Пелл обеими руками обхватил Мармелада, и кот, недолго думая, вонзил клыки в мягкое местечко между пелловыми пальцами, большим и указательным. Безмолвно взвыв, мужчина отшвырнул в сторону несчастного кота. Бедолага с лёту врезался в стену, повалился на пол и молниеносно дал стрекоча в распахнутую дверь.

— МАРМИ! — пронзительно завизжал Гилльям.

Схватившись кровоточащими руками за исцарапанное лицо, Пелл сверкнул глазами.

— Чтоб никаких воплей здесь! — остерёг мальчика, тыкая дрожащим пальцем в сторону Розмари. — Ты. Приберись-ка пока здесь, прежде чем я обернусь. — И мерзкая до тошноты ухмылка обнажила зубы, покуда мужчина оглядывал побелевшего как мел ребёнка. — Кисе нравится летать, — проговорил он и загоготал.

Розмари с трудом взгромоздилась на ноги, по-прежнему удерживая при себе сына.

— Нет. Мой кот. Мой Марми! — Крошечное тело Гилльяма, дошло до неё, было туго сковано не страхом, но гневом. — Ты плохой! Плохой, плохой, плохой!

— Смотри за языком, парень! — Гневная злость притекла к лицу Пелла, пара жил на шее покраснела от натуги. Он придвинулся к ним обоим, сверкая глазами от ярости, по щекам из ранок от кошачьих когтей сочилась кровь. — Прикуси его, мелкий ублюдок, или я сам прихлопну тебе рот!

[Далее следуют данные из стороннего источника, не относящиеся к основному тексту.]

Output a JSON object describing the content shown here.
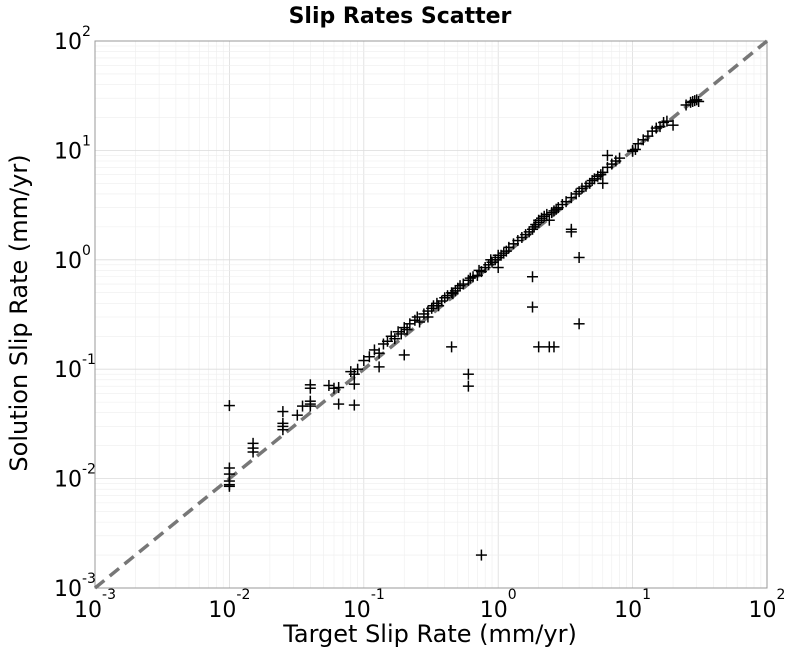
{
  "chart_data": {
    "type": "scatter",
    "title": "Slip Rates Scatter",
    "xlabel": "Target Slip Rate (mm/yr)",
    "ylabel": "Solution Slip Rate (mm/yr)",
    "xscale": "log",
    "yscale": "log",
    "xlim": [
      0.001,
      100
    ],
    "ylim": [
      0.001,
      100
    ],
    "grid": true,
    "marker": "+",
    "marker_color": "#000000",
    "reference_line": {
      "style": "dashed",
      "color": "#777777",
      "y_equals_x": true
    },
    "x_ticks": [
      {
        "base": "10",
        "exp": "-3"
      },
      {
        "base": "10",
        "exp": "-2"
      },
      {
        "base": "10",
        "exp": "-1"
      },
      {
        "base": "10",
        "exp": "0"
      },
      {
        "base": "10",
        "exp": "1"
      },
      {
        "base": "10",
        "exp": "2"
      }
    ],
    "y_ticks": [
      {
        "base": "10",
        "exp": "-3"
      },
      {
        "base": "10",
        "exp": "-2"
      },
      {
        "base": "10",
        "exp": "-1"
      },
      {
        "base": "10",
        "exp": "0"
      },
      {
        "base": "10",
        "exp": "1"
      },
      {
        "base": "10",
        "exp": "2"
      }
    ],
    "points": [
      [
        0.01,
        0.0465
      ],
      [
        0.01,
        0.0125
      ],
      [
        0.01,
        0.011
      ],
      [
        0.01,
        0.0095
      ],
      [
        0.01,
        0.0088
      ],
      [
        0.01,
        0.0085
      ],
      [
        0.015,
        0.021
      ],
      [
        0.015,
        0.019
      ],
      [
        0.015,
        0.0175
      ],
      [
        0.025,
        0.041
      ],
      [
        0.025,
        0.032
      ],
      [
        0.025,
        0.03
      ],
      [
        0.025,
        0.028
      ],
      [
        0.032,
        0.038
      ],
      [
        0.035,
        0.046
      ],
      [
        0.04,
        0.072
      ],
      [
        0.04,
        0.067
      ],
      [
        0.04,
        0.051
      ],
      [
        0.04,
        0.048
      ],
      [
        0.04,
        0.046
      ],
      [
        0.055,
        0.071
      ],
      [
        0.06,
        0.067
      ],
      [
        0.065,
        0.068
      ],
      [
        0.065,
        0.048
      ],
      [
        0.08,
        0.095
      ],
      [
        0.085,
        0.09
      ],
      [
        0.085,
        0.073
      ],
      [
        0.09,
        0.1
      ],
      [
        0.085,
        0.047
      ],
      [
        0.1,
        0.12
      ],
      [
        0.11,
        0.13
      ],
      [
        0.12,
        0.15
      ],
      [
        0.13,
        0.14
      ],
      [
        0.13,
        0.105
      ],
      [
        0.14,
        0.17
      ],
      [
        0.15,
        0.18
      ],
      [
        0.16,
        0.2
      ],
      [
        0.17,
        0.19
      ],
      [
        0.18,
        0.22
      ],
      [
        0.19,
        0.21
      ],
      [
        0.2,
        0.24
      ],
      [
        0.21,
        0.23
      ],
      [
        0.2,
        0.135
      ],
      [
        0.22,
        0.26
      ],
      [
        0.24,
        0.28
      ],
      [
        0.25,
        0.3
      ],
      [
        0.26,
        0.27
      ],
      [
        0.28,
        0.32
      ],
      [
        0.3,
        0.34
      ],
      [
        0.32,
        0.36
      ],
      [
        0.3,
        0.3
      ],
      [
        0.33,
        0.38
      ],
      [
        0.35,
        0.4
      ],
      [
        0.36,
        0.38
      ],
      [
        0.38,
        0.42
      ],
      [
        0.4,
        0.45
      ],
      [
        0.42,
        0.47
      ],
      [
        0.45,
        0.5
      ],
      [
        0.46,
        0.49
      ],
      [
        0.48,
        0.52
      ],
      [
        0.5,
        0.55
      ],
      [
        0.52,
        0.58
      ],
      [
        0.55,
        0.6
      ],
      [
        0.45,
        0.16
      ],
      [
        0.6,
        0.09
      ],
      [
        0.6,
        0.07
      ],
      [
        0.6,
        0.65
      ],
      [
        0.62,
        0.68
      ],
      [
        0.65,
        0.7
      ],
      [
        0.7,
        0.72
      ],
      [
        0.72,
        0.8
      ],
      [
        0.75,
        0.78
      ],
      [
        0.8,
        0.85
      ],
      [
        0.85,
        0.9
      ],
      [
        0.9,
        0.95
      ],
      [
        0.88,
        1.0
      ],
      [
        0.95,
        1.0
      ],
      [
        1.0,
        1.05
      ],
      [
        1.0,
        1.1
      ],
      [
        1.05,
        1.1
      ],
      [
        1.1,
        1.15
      ],
      [
        1.15,
        1.2
      ],
      [
        1.2,
        1.3
      ],
      [
        1.0,
        0.85
      ],
      [
        0.75,
        0.002
      ],
      [
        1.3,
        1.4
      ],
      [
        1.4,
        1.5
      ],
      [
        1.5,
        1.6
      ],
      [
        1.6,
        1.7
      ],
      [
        1.7,
        1.8
      ],
      [
        1.8,
        1.9
      ],
      [
        1.85,
        2.0
      ],
      [
        1.9,
        2.1
      ],
      [
        2.0,
        2.2
      ],
      [
        2.0,
        2.3
      ],
      [
        2.1,
        2.4
      ],
      [
        2.2,
        2.5
      ],
      [
        2.3,
        2.6
      ],
      [
        2.4,
        2.3
      ],
      [
        2.5,
        2.7
      ],
      [
        2.6,
        2.8
      ],
      [
        2.7,
        2.9
      ],
      [
        2.8,
        3.0
      ],
      [
        3.0,
        3.2
      ],
      [
        3.2,
        3.4
      ],
      [
        1.8,
        0.7
      ],
      [
        1.8,
        0.37
      ],
      [
        2.0,
        0.16
      ],
      [
        2.4,
        0.16
      ],
      [
        2.6,
        0.16
      ],
      [
        3.5,
        1.9
      ],
      [
        3.5,
        1.8
      ],
      [
        4.0,
        1.05
      ],
      [
        4.0,
        0.26
      ],
      [
        3.5,
        3.7
      ],
      [
        3.8,
        4.0
      ],
      [
        4.0,
        4.2
      ],
      [
        4.2,
        4.5
      ],
      [
        4.5,
        4.7
      ],
      [
        4.8,
        5.0
      ],
      [
        5.0,
        5.3
      ],
      [
        5.2,
        5.5
      ],
      [
        5.5,
        5.8
      ],
      [
        5.8,
        6.0
      ],
      [
        6.0,
        6.3
      ],
      [
        6.0,
        5.0
      ],
      [
        6.5,
        7.0
      ],
      [
        7.0,
        7.5
      ],
      [
        7.5,
        8.0
      ],
      [
        8.0,
        8.5
      ],
      [
        6.5,
        9.0
      ],
      [
        10.0,
        10.0
      ],
      [
        10.0,
        9.8
      ],
      [
        10.5,
        10.2
      ],
      [
        11.0,
        11.5
      ],
      [
        12.0,
        12.5
      ],
      [
        13.0,
        13.5
      ],
      [
        14.0,
        15.0
      ],
      [
        15.0,
        16.0
      ],
      [
        16.0,
        16.5
      ],
      [
        17.0,
        18.0
      ],
      [
        18.0,
        18.5
      ],
      [
        20.0,
        17.0
      ],
      [
        25.0,
        26.0
      ],
      [
        27.0,
        27.5
      ],
      [
        28.0,
        28.0
      ],
      [
        29.0,
        28.5
      ],
      [
        30.0,
        29.0
      ],
      [
        31.0,
        28.0
      ]
    ]
  }
}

Отшатнувшись в сторону от него, Розмари развернулась и рванулась в ночь, унося с собой и Гилльяма, раз за разом выкрикивающего с вызовом:

— Плохой, плохой! — покуда мать спасалась бегством.

— Ш-ш-ш! — предостерегла она ревущего сына, прикрывая рот ребёнка ладонью.

Запаниковав, Гилльям цепко ухватился за пальцы, перекрывающие воздух, но Розмари оставила без внимания этот жест; она бежала и бежала, спотыкаясь на ходу, и снова переходя на бег. Колено готово было подвернуться. Но этого перепуганная женщина не могла себе позволить. Она нырнула вглубь поросшего мятликом дворика, где паслись обычно куры, припала к земле и затихла неподвижно.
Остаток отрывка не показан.